I was tricked into it by the fact that it stars Vincent Price, and the fact that it was released as The Conqueror Worm when it premiered in the United States. As you may or may not be aware, The Conqueror Worm is a poem by Edgar Allan Poe (you can read it here). The poem is a metaphor for the futility of human existence, but I liked it when I was in elementary school because it describes the human race being swallowed by a giant worm. The Witchfinder General is a British film from 1968, nearly a decade after Roger Corman's Poe adaptations so I knew it wasn't related to those, but between the alternate title and the presence of Vincent Price (who appears in most of Corman's Poe films), I figured it would at least be similar; at the very least, there would be a giant, man-devouring worm.

There is not a worm.

There is no deliberate parallel to any Poe story.

There's not even a suggestion of the supernatural.

The Witchfinder General is a semi-(well, not really)-historical depiction of the events of the life of Matthew Hopkins (Vincent Price), the self-appointed Witchfinder-General who traipsed around England between 1644 and 1646, harassing, torturing, and killing hundreds of innocent women, all in the name of the Church of England, which really wasn't all that crazy about his activities. And actually, that might be a good story. I'd probably watch a 4-part BBC miniseries about the rise and fall of Matthew Hopkins, his various clashes with authority. This is not that story.

This is the story of how Hopkins and his assistant, John Stearne spend their days riding around Merry Old England, torturing confessions out of suspected witches and poking them with long needles under the assumption that a bloodless wound indicates a pact with the Devil. When they're off duty, Stearne spends his time drinking and wenching, and Hopkins extorts sexual favors from not-entirely-willing young women. Stearne does his share of extorting, too.

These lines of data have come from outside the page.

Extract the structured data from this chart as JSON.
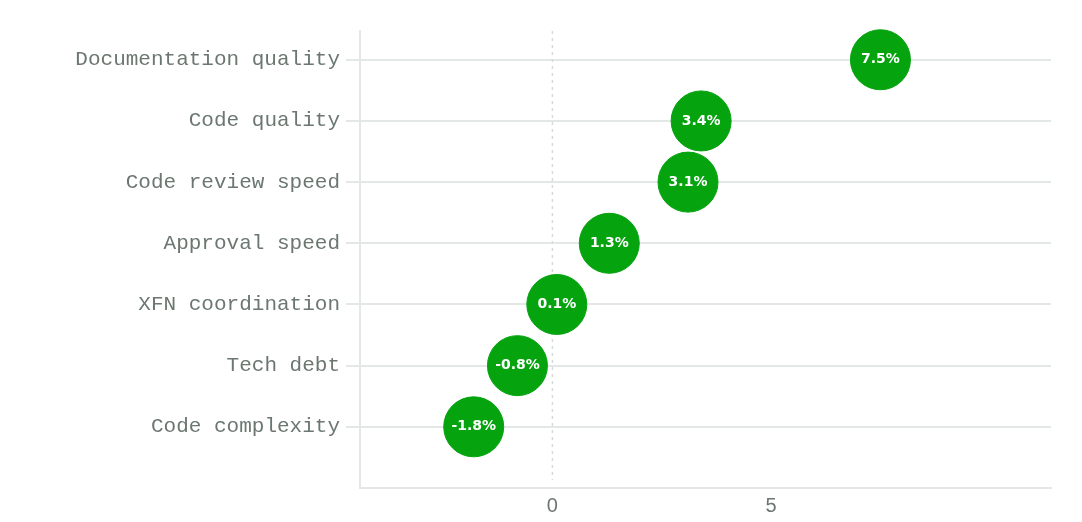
{
  "chart_data": {
    "type": "scatter",
    "orientation": "horizontal",
    "categories": [
      "Documentation quality",
      "Code quality",
      "Code review speed",
      "Approval speed",
      "XFN coordination",
      "Tech debt",
      "Code complexity"
    ],
    "values": [
      7.5,
      3.4,
      3.1,
      1.3,
      0.1,
      -0.8,
      -1.8
    ],
    "value_labels": [
      "7.5%",
      "3.4%",
      "3.1%",
      "1.3%",
      "0.1%",
      "-0.8%",
      "-1.8%"
    ],
    "color": "#05a40f",
    "marker": "circle",
    "xlim": [
      -4.4,
      11.4
    ],
    "xticks": [
      0,
      5
    ],
    "grid": "y",
    "ref_lines": [
      {
        "axis": "x",
        "value": 0,
        "line_style": "dotted",
        "color": "#d5dbd8"
      }
    ]
  }
}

In the town of Brandeston, Suffolk, Hopkins and Stearne round up a number of suspects, among them John Lowes, the local priest. Lowes niece, pleads on behalf of her innocent uncle, by which I mean that she takes her clothes off for Hopkins. Stearn has his way with her too, and their activities soon come to the notice of Sara's fiance, a young soldier named Marshall. Marshall vows his revenge. Then he takes it. That's the whole plot.

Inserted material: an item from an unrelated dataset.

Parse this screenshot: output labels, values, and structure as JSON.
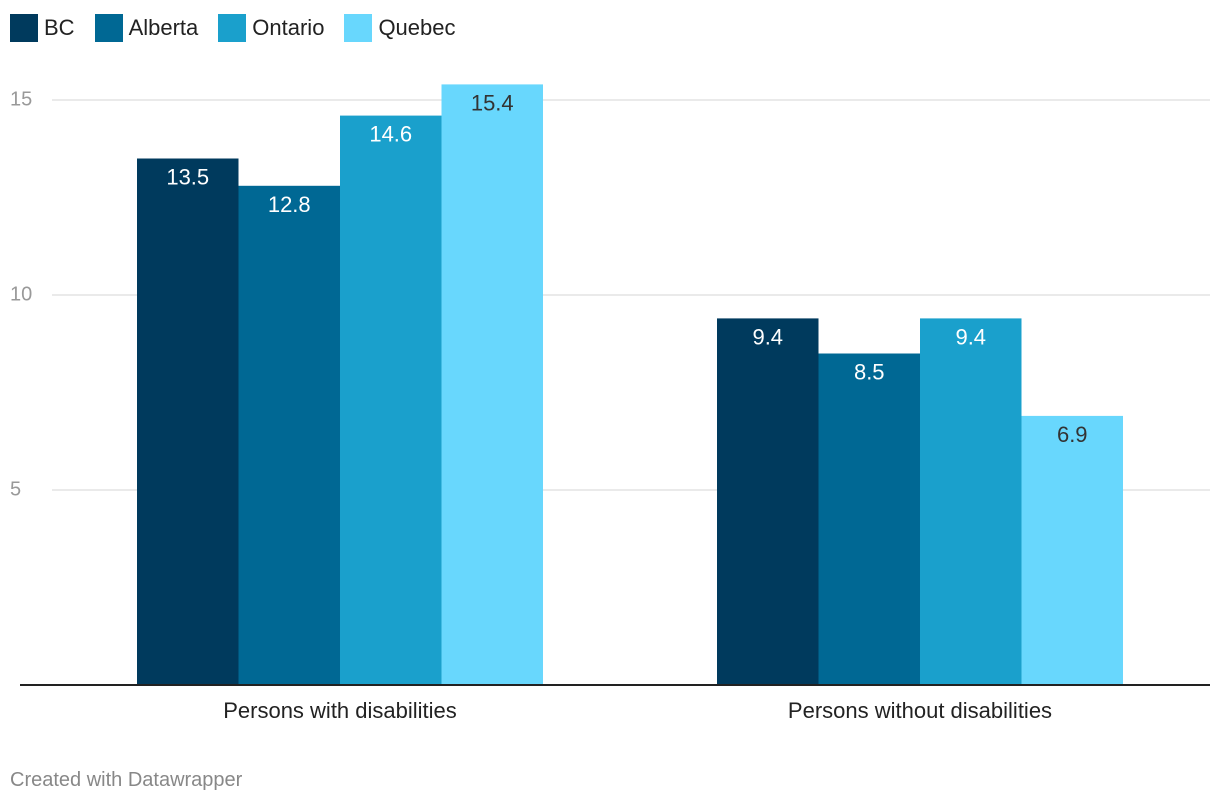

The Witchfinder General is not a good movie. I cannot recommend it. Its initial release was ignored by the critics, but it performed well at the box office and has since been held up by film historians as an important landmark of British cinema. What do they see that I don't? It's possible that I'd enjoy it on a second viewing, now that my expectations have been appropriately adjusted, but I don't really want to. It has a substantial cult following, mostly I think because the violence--fairly tame by today's standards--was considered sadistic and extreme in 1968. The film had to be substantially cut for its initial theatrical release, and four minutes of previously-missing material have been restored to DVD releases. The inserted footage is of substantially poorer quality, and it's easy to see what was cut; the offending footage is of roughness, and cruel looks, not gore. Certain cuts (not the one I've seen) have extra nudity which was shot specifically for the German market. I don't care. I found the story boringly bleak, and the execution ploddingly straightforward. There are no real surprises, no interesting special effects, no giant worm... Did I mention that there's no giant worm?

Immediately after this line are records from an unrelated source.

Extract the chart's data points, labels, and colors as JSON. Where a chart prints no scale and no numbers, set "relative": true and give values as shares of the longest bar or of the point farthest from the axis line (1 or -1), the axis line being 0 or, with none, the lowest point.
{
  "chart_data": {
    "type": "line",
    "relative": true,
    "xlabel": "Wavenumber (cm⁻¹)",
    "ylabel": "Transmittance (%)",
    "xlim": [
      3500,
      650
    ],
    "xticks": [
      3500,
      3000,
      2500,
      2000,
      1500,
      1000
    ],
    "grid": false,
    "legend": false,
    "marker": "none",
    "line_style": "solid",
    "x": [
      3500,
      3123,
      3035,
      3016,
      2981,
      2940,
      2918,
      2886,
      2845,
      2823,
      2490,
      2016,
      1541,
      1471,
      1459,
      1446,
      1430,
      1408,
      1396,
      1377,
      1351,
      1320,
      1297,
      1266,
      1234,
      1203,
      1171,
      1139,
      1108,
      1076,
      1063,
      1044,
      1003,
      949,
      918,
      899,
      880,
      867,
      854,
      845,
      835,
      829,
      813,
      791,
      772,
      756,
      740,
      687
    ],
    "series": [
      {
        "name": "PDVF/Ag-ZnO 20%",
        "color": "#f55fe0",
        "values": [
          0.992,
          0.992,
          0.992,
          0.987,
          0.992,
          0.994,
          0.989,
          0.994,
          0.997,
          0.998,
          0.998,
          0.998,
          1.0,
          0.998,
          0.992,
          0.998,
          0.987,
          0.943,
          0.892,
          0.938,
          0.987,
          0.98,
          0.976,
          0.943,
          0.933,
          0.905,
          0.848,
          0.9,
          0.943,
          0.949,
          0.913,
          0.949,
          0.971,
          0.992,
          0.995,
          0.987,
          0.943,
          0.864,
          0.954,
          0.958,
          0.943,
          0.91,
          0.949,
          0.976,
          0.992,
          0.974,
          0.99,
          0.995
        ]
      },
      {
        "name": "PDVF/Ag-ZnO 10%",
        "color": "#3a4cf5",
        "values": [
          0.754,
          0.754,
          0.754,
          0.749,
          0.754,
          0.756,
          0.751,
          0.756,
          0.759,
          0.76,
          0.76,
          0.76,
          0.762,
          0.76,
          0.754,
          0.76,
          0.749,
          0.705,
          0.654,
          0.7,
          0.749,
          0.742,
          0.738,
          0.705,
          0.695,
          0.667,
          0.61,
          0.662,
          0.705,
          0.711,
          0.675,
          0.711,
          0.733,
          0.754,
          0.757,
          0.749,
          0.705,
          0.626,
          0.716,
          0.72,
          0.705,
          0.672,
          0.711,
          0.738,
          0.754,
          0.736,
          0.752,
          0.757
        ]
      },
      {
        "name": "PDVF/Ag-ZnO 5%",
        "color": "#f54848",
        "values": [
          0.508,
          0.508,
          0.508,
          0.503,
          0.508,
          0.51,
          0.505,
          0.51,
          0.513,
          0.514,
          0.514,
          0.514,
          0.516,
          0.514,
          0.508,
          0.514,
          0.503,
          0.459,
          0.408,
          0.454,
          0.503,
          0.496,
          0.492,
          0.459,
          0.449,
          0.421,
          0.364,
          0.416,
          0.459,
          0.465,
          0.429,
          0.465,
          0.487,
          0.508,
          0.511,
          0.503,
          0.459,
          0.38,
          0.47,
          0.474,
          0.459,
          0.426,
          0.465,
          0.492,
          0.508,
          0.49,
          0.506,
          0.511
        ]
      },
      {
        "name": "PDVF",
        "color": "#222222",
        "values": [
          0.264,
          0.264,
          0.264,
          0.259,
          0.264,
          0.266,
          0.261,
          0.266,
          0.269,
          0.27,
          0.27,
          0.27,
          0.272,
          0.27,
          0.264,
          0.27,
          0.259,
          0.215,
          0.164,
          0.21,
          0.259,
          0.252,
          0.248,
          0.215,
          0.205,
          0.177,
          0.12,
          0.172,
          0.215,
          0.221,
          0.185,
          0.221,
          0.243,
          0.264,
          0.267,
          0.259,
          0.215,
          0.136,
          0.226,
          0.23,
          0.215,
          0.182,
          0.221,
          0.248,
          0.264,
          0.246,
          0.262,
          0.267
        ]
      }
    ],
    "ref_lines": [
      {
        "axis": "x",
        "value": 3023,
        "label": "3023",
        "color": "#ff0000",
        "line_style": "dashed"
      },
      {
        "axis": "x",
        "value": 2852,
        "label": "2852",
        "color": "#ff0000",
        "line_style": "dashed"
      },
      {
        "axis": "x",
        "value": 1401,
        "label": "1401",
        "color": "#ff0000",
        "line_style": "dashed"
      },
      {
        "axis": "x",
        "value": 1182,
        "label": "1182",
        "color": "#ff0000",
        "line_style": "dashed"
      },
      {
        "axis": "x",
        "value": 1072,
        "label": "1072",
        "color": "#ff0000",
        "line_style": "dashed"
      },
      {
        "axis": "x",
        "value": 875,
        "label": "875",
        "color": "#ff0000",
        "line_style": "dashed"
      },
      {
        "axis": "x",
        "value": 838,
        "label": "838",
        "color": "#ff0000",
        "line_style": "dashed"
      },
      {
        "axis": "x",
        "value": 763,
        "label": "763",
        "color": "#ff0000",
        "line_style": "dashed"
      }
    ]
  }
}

One respect in which this is a noteworthy film, I suppose, is that it was a notoriously rough production. The original screenplay was deemed unfilmably violent, and it had to be rewritten twice. Next, the director, Michael Reeves, was hoping to cast Donald Pleasence as Hopkins, but Pleasence was dropped in favor of Price when American International Pictures was brought onboard, necessitating another rewrite. Reeves was not pleased with Price and clashed with him on-set and off. Price would eventually concede, upon seeing the finished product, that Reeves goaded him into a more menacing performance, but the behind-the-scenes animosity was still real. I am not pleased with the finished product; Price may have seen it as his best Serious performance, but I'd rather watch him chew the scenery. Reeves would die of a drug overdose a year later, depriving the Britain of either one of its most promising young directors, or a talentless and dangerous hack, depending on who you talk to.

Look, you know which side I fall on. I was promised a Conqueror Worm, and I'm pissed because I didn't get one. If you really want to watch a movie about witchcraft in rural England, watch Blood on Satan's Claw, which is also lousy, but at least it delivers on the promise of its title.